Das Brautkleid ist für die meisten Frauen wohl das wichtigste Kleidungsstück in ihrem Leben. Auf kein anderes Kleid fiebert man so lange hin, macht sich so viele Gedanken, und ist bereit, etwas mehr Geld dafür auszugeben, damit man sein Traumkleid am Tag der Hochzeit tragen kann. Marlene Scheiber setzt diese Gedanken und Träume in die Wirklichkeit um und arbeitet tagtäglich daran, Bräuten ihr Hochzeitskleid zu zaubern. Die gebürtige Tirolerin hat sich nach ihrer Ausbildung entschlossen ihre eigenen Designs umzusetzen und hat so ihr Atelier „Das Kleid“ in Salzburg eröffnet. Wenn man das Atelier betritt, fühlt man sich sofort wie in einer anderen Welt – fast ein bisschen so, als wäre man in Paris: Ein alter Holzschrank gefüllt mit wunderschönen Schuhen, ein Vintage Sofa, und ein fast fertiges Brautkleid an einer Puppe ziehen sofort alle Blicke auf sich. Mit sehr viel Liebe zum Detail hat Marlene ihr Atelier eingerichtet – und diese Liebe spiegelt sich auch in ihrer Arbeit wider. Wir haben die gelernte Modegestalterin und Kleidermachermeisterin zum Interview gebeten und sie in ihrem traumhaften Atelier besucht. Der Blick hinter die Kulissen war mehr als spanend und wir haben erfahren, wie es vom ersten Gespräch mit einer Braut zum fertigen Brautkleid kommt.

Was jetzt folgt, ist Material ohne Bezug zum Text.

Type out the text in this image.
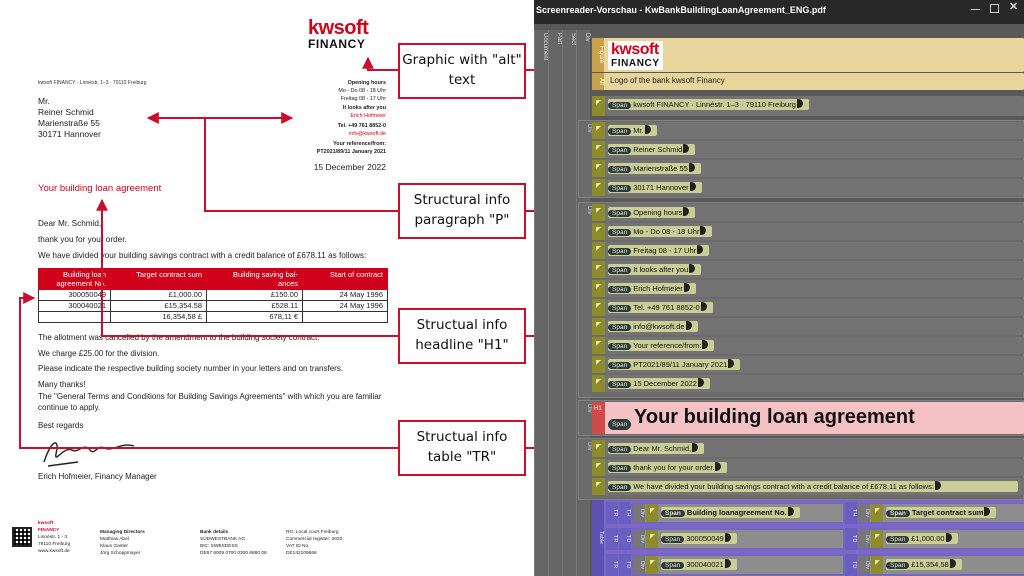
kwsoft
FINANCY
kwsoft FINANCY · Linnéstr. 1–3 · 79110 Freiburg
Mr.
Reiner Schmid
Marienstraße 55
30171 Hannover
Opening hours
Mo - Do 08 - 18 Uhr
Freitag 08 - 17 Uhr
It looks after you
Erich Hofmeier
Tel. +49 761 8852-0
info@kwsoft.de
Your reference/from:
PT2021/89/11 January 2021
15 December 2022
Your building loan agreement
Dear Mr. Schmid,
thank you for your order.
We have divided your building savings contract with a credit balance of £678.11 as follows:
Building loan agreement No.	Target contract sum	Building saving bal- ances	Start of contract
300050049	£1,000.00	£150.00	24 May 1996
300040021	£15,354.58	£528.11	24 May 1996
	16,354,58 £	678,11 €	
The allotment was cancelled by the amendment to the building society contract.
We charge £25.00 for the division.
Please indicate the respective building society number in your letters and on transfers.
Many thanks!
The "General Terms and Conditions for Building Savings Agreements" with which you are familiar continue to apply.
Best regards
Erich Hofmeier, Financy Manager
kwsoft
FINANCY
Linnéstr. 1 - 3
79110 Freiburg
www.kwsoft.de
Managing Directors
Matthias Abel
Klaus Ganter
Jörg Schoppmayer
Bank details
SÜDWESTBANK AG
BIC: SWBSDESS
DE67 6009 0700 0300 6880 08
RG: Local court Freiburg
Commercial register: 2020
VAT ID No.
DE142109666
Graphic with "alt" text
Structural info paragraph "P"
Structual info headline "H1"
Structual info table "TR"
Screenreader-Vorschau - KwBankBuildingLoanAgreement_ENG.pdf	✕
Document	Part	Sect	Div
Figure kwsoft
FINANCY
Alt Logo of the bank kwsoft Financy
Span kwsoft FINANCY · Linnéstr. 1–3 · 79110 Freiburg
Div	Span Mr.
Span Reiner Schmid
Span Marienstraße 55
Span 30171 Hannover
Div	Span Opening hours
Span Mo - Do 08 - 18 Uhr
Span Freitag 08 - 17 Uhr
Span It looks after you
Span Erich Hofmeier
Span Tel. +49 761 8852-0
Span info@kwsoft.de
Span Your reference/from:
Span PT2021/89/11 January 2021
Span 15 December 2022
Div H1
Span Your building loan agreement
Div	Span Dear Mr. Schmid,
Span thank you for your order.
Span We have divided your building savings contract with a credit balance of £678.11 as follows:
Table
TR	TH	Div	Span Building loanagreement No.	TH	Div	Span Target contract sum
TR	TD	Div	Span 300050049	TD	Div	Span £1,000.00
TR	TD	Div	Span 300040021	TD	Div	Span £15,354,58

1. Wie sah dein Werdegang vor deiner Selbstständigkeit aus? Welche Ausbildung hast du gemacht, wo warst du beruflich angesiedelt?
Eigentlich war mir im Unterbewusstsein schon als Kind klar, dass ich eine große Leidenschaft für die Kunst des Schneiderhandwerkes habe. Die Nähmaschine hat mich immer schon fasziniert und ich habe früher mit meiner Oma schon liebend gerne genäht – damals waren es Kleider für meine Puppen. Lustiger weise war damals schon ein Brautkleid für meine Barbie dabei… Mein beruflicher Werdegang war allerdings ein kleiner Umweg: Nach der Schule machte ich zuerst eine Ausbildung zur Floristin, und erst danach zog es mich im Alter von 21 Jahren nach Kitzbühel, wo ich eine weitere Ausbildung absolvierte. Und zwar zur Herrenkleidermacherin bei der Firma Prader. Die Lehrzeit dort war anstrengend und lehrreich zugleich, und ich habe sofort gemerkt, dass meine eigentliche Leidenschaft dem Schneidern und Modedesign gehört. Für den Wifi Lehrgang „Herstellung von Original Trachten- und Dirndlbekleidung“ verschlug es mich dann nach Salzburg. Daraufhin folgten Jahre des Studiums in München, wo ich an der deutschen Meisterschule für Mode und Design das Studium zur staatlich gespürten Modegestalterin und zeitgleich die Meisterprüfung zur Damen- und Herrenkleidermachermeisterin absolvierte
Kurz nach meinem Abschluss in München zog es mich zurück nach Salzburg, wo ich im Haute Couture Atelier der Firma Madl zu arbeiten begann. Im Herbst 2012 gründete ich dann mit meiner damaligen Geschäftspartnerin das Label „DAS KLEID Salzburg“ und eröffnete mein kleines aber feines Atelier im Salzburger Andräviertel, das ich seit Herbst 2014 alleine führe.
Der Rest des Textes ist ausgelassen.